Case Study · Medical Billing & RCM

From 18% denial rate to 2% in 90 days.

A four-provider Family Medicine practice in Florida transitioned from a struggling in-house biller to Medviz's managed RCM service. Within one quarter, denials collapsed and recovered revenue paid for the engagement many times over.

-89%
Reduction in denial rate
+27%
Revenue lift in first quarter
$147K
Recovered underpaid claims
<30 days
Average days in A/R

The Practice

A four-provider Family Medicine practice in Central Florida with approximately 8,000 active patients across three locations. Mixed payer mix including commercial, Medicare, Medicaid, and a meaningful self-pay population.

The practice had run billing in-house with a two-person team for over a decade. Volume had grown faster than process maturity, and by the time they engaged Medviz, the team was triaging the most urgent claims and letting older A/R age into write-off territory.

The Challenge

Three problems compounded:

1. A creeping denial rate. Initial submissions were running at 18% denial rate — over five times the industry benchmark for Family Medicine. Most denials were preventable: missing modifiers, eligibility issues, and documentation gaps that should have been caught pre-submission.

2. Aging A/R the team couldn't catch up on. Over $200K in claims were aged 90+ days. The in-house team didn't have bandwidth to chase aged claims while still keeping up with new submissions.

3. No visibility into payer-specific patterns. The practice was being underpaid by two specific commercial payers but had no analytics to detect or appeal the underpayments.

The Engagement

Medviz proposed a phased transition: take over net new claims immediately while running a parallel Old A/R Recovery project on aged claims. The Services Agreement included Medical Billing & RCM, Denials Management, and Billing Audit as a 90-day initial scope.

Week 1. Discovery and onboarding.
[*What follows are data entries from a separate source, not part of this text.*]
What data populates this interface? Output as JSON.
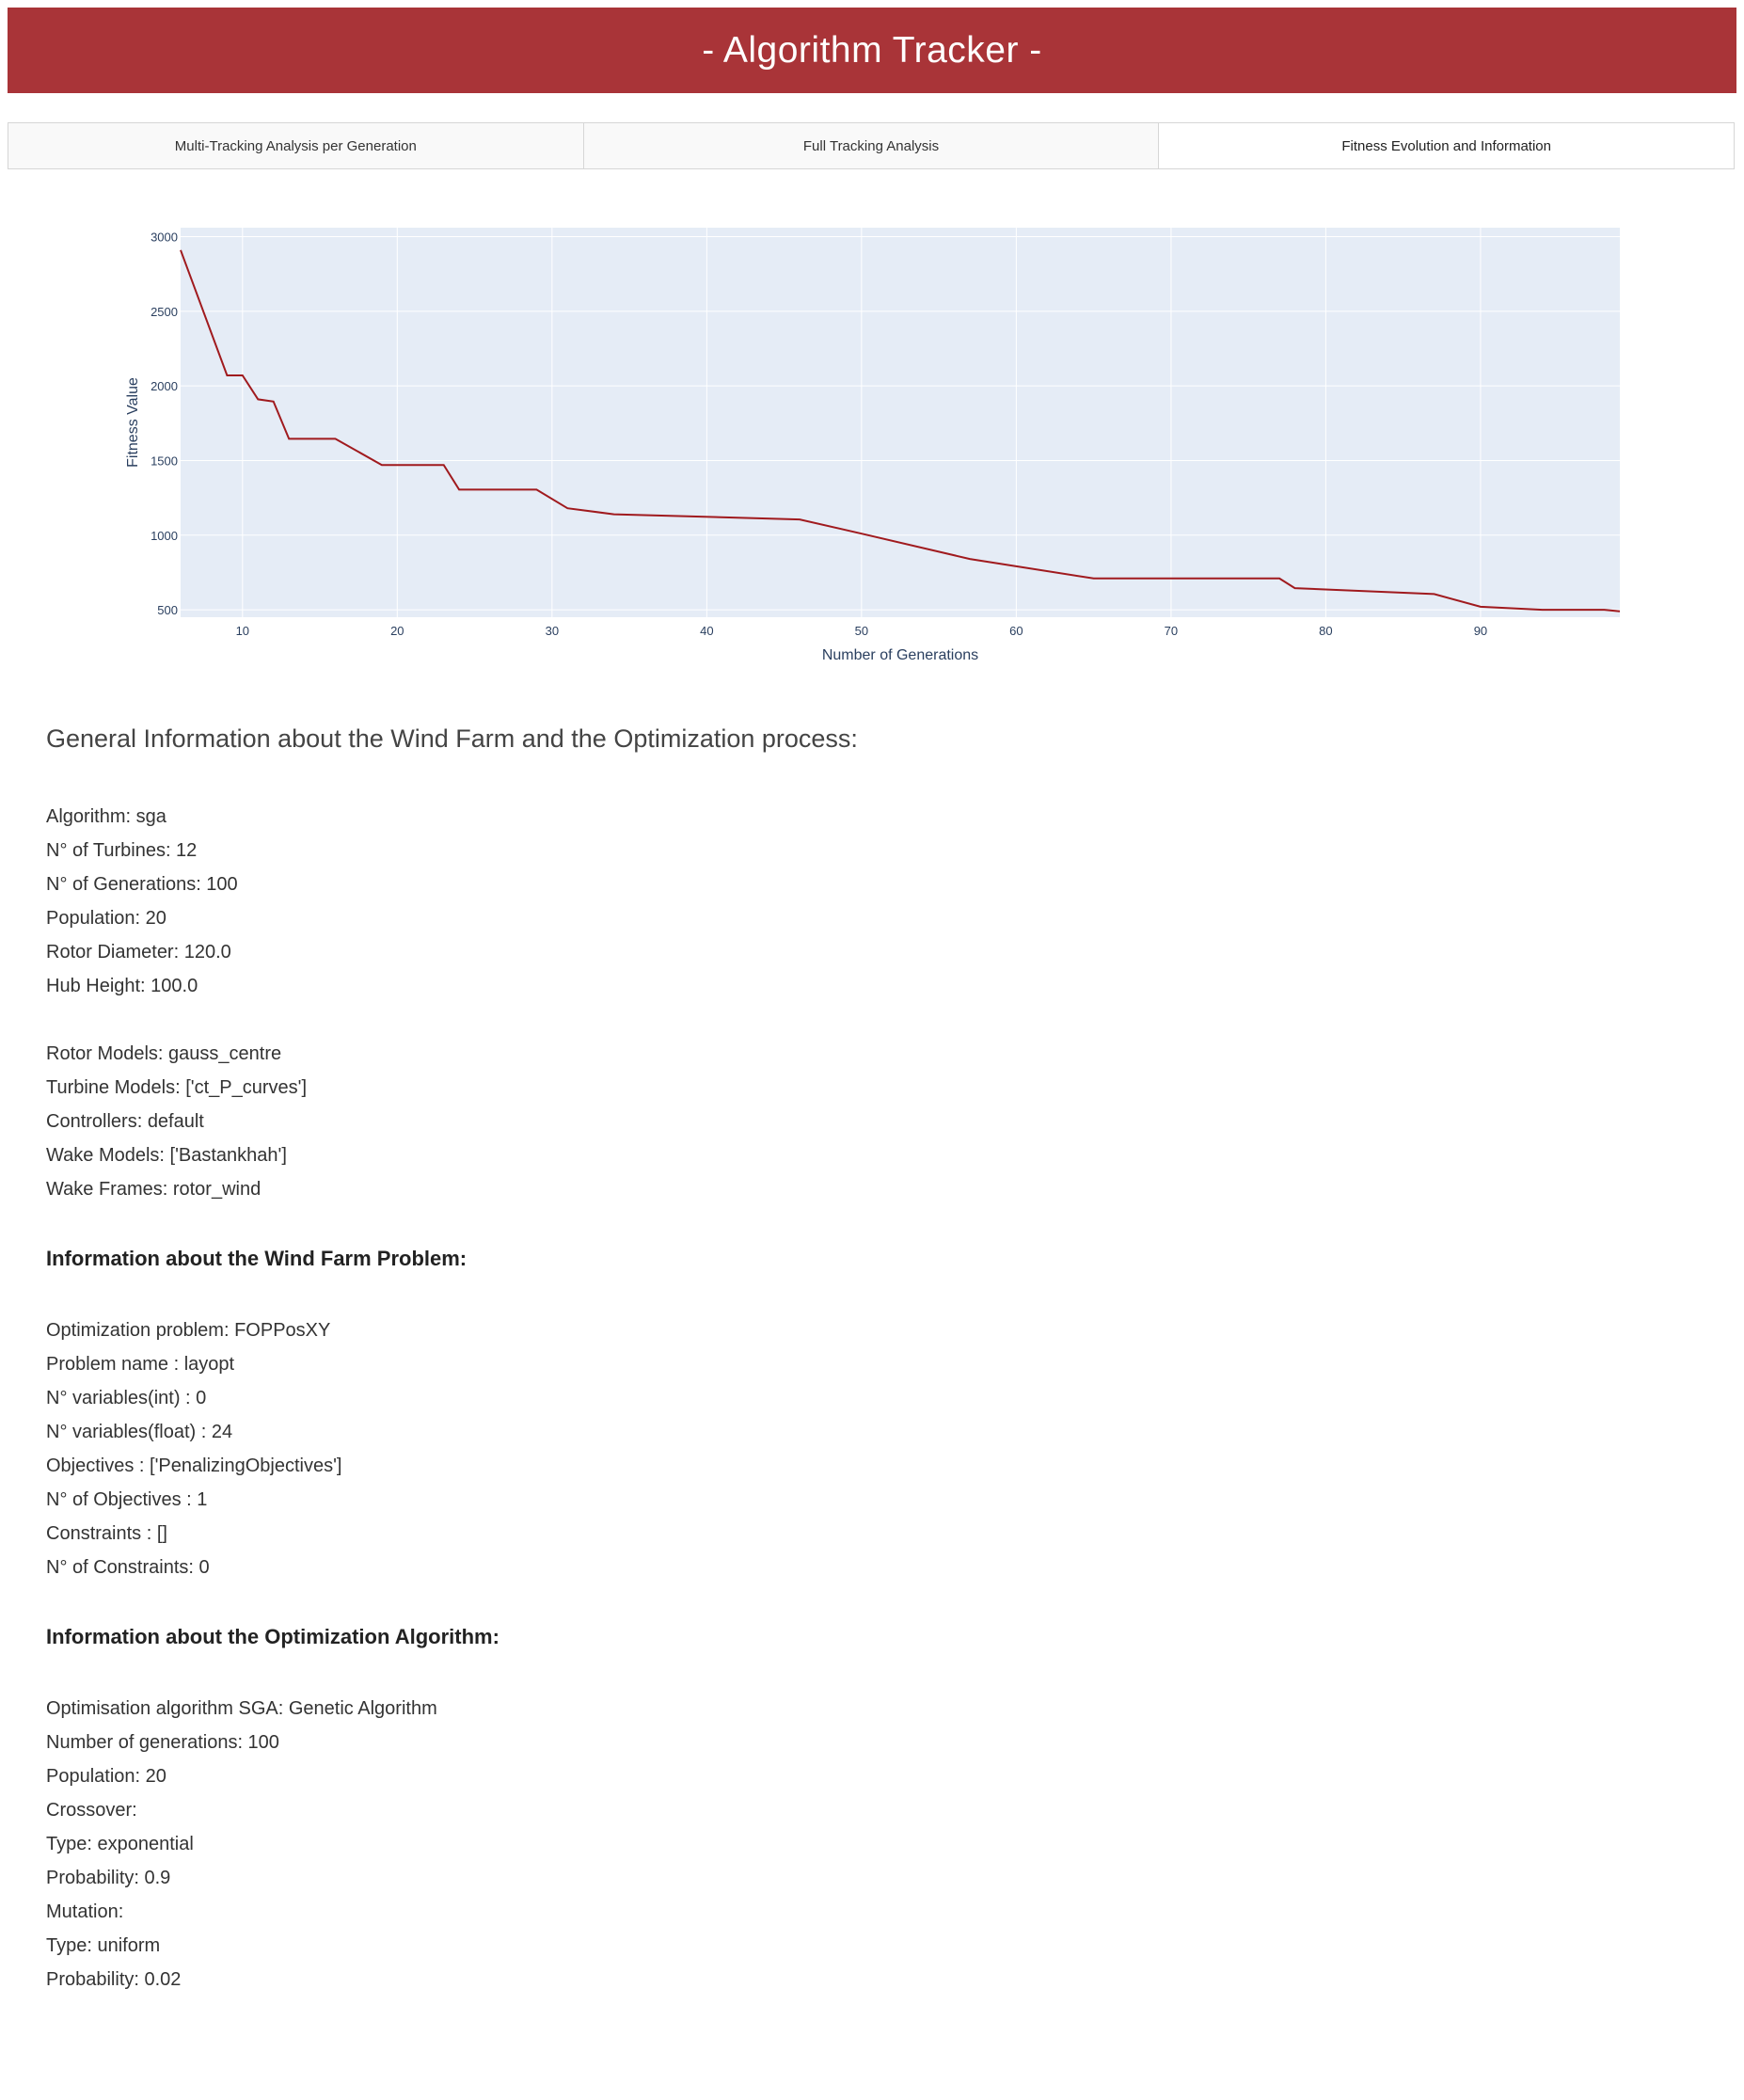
{
  "header": {
    "title": "- Algorithm Tracker -"
  },
  "tabs": [
    {
      "label": "Multi-Tracking Analysis per Generation"
    },
    {
      "label": "Full Tracking Analysis"
    },
    {
      "label": "Fitness Evolution and Information"
    }
  ],
  "chart_data": {
    "type": "line",
    "xlabel": "Number of Generations",
    "ylabel": "Fitness Value",
    "xlim": [
      6,
      99
    ],
    "ylim": [
      450,
      3060
    ],
    "x_ticks": [
      10,
      20,
      30,
      40,
      50,
      60,
      70,
      80,
      90
    ],
    "y_ticks": [
      500,
      1000,
      1500,
      2000,
      2500,
      3000
    ],
    "grid": true,
    "colors": {
      "line": "#a01a1e",
      "plot_bg": "#e5ecf6",
      "grid": "#ffffff",
      "axis_text": "#2a3f5f"
    },
    "series": [
      {
        "x": [
          6,
          9,
          10,
          11,
          12,
          13,
          16,
          19,
          23,
          24,
          29,
          31,
          34,
          46,
          50,
          57,
          65,
          77,
          78,
          87,
          90,
          94,
          98,
          99
        ],
        "y": [
          2910,
          2070,
          2070,
          1910,
          1895,
          1645,
          1645,
          1470,
          1470,
          1305,
          1305,
          1180,
          1140,
          1105,
          1010,
          840,
          710,
          710,
          645,
          605,
          520,
          500,
          500,
          490
        ]
      }
    ]
  },
  "info": {
    "section_title": "General Information about the Wind Farm and the Optimization process:",
    "general_lines_1": [
      "Algorithm: sga",
      "N° of Turbines: 12",
      "N° of Generations: 100",
      "Population: 20",
      "Rotor Diameter: 120.0",
      "Hub Height: 100.0"
    ],
    "general_lines_2": [
      "Rotor Models: gauss_centre",
      "Turbine Models: ['ct_P_curves']",
      "Controllers: default",
      "Wake Models: ['Bastankhah']",
      "Wake Frames: rotor_wind"
    ],
    "problem_heading": "Information about the Wind Farm Problem:",
    "problem_lines": [
      "Optimization problem: FOPPosXY",
      "Problem name : layopt",
      "N° variables(int) : 0",
      "N° variables(float) : 24",
      "Objectives : ['PenalizingObjectives']",
      "N° of Objectives : 1",
      "Constraints : []",
      "N° of Constraints: 0"
    ],
    "algorithm_heading": "Information about the Optimization Algorithm:",
    "algorithm_lines": [
      "Optimisation algorithm SGA: Genetic Algorithm",
      "Number of generations: 100",
      "Population: 20",
      "Crossover:",
      "Type: exponential",
      "Probability: 0.9",
      "Mutation:",
      "Type: uniform",
      "Probability: 0.02"
    ]
  }
}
Medviz audited the EHR configuration, payer enrollments, and existing claim workflow. A dedicated practice-success manager was assigned. BAA executed.

Weeks 2–4. New claims went live with Medviz; Medviz's AI scrubbing caught and routed back four common denial patterns to the practice for clinical-documentation correction. Initial scrub-pass rate climbed from 82% to 94%.

Weeks 5–13. Old A/R recovery began in parallel. Medviz re-worked aged claims by payer category, prioritizing high-value denials and underpayments. Two payer-specific underpayment patterns were identified and appealed in bulk.

The Outcome

By the end of the first quarter:

Denial rate dropped from 18% to 2% — an 89% relative reduction. Of the 2% remaining, nearly all were appealed and overturned within 30 days.

Revenue lift of +27% on monthly collections compared to the trailing 12-month baseline.

$147K in previously written-off claims recovered through Old A/R Recovery, including $61K from a single underpayment pattern that had gone undetected for two years.

Days in A/R fell to under 30 — from a baseline of 67 days at engagement start.

The practice has since expanded the engagement to include Credentialing for new providers and onboarded Samaat.ai for clinical documentation across all four providers.

"Medviz transformed our billing process. Denials dropped, collections improved, and their team feels like an extension of our own. The Old A/R recovery alone paid for the first year of the engagement."

ST
Dr. Sarah Thompson
Family Medicine
A note on this case study. Practice name has been generalized at the customer's request. Outcome metrics are reported by the customer or measured by Medviz instrumentation; methodology available on request.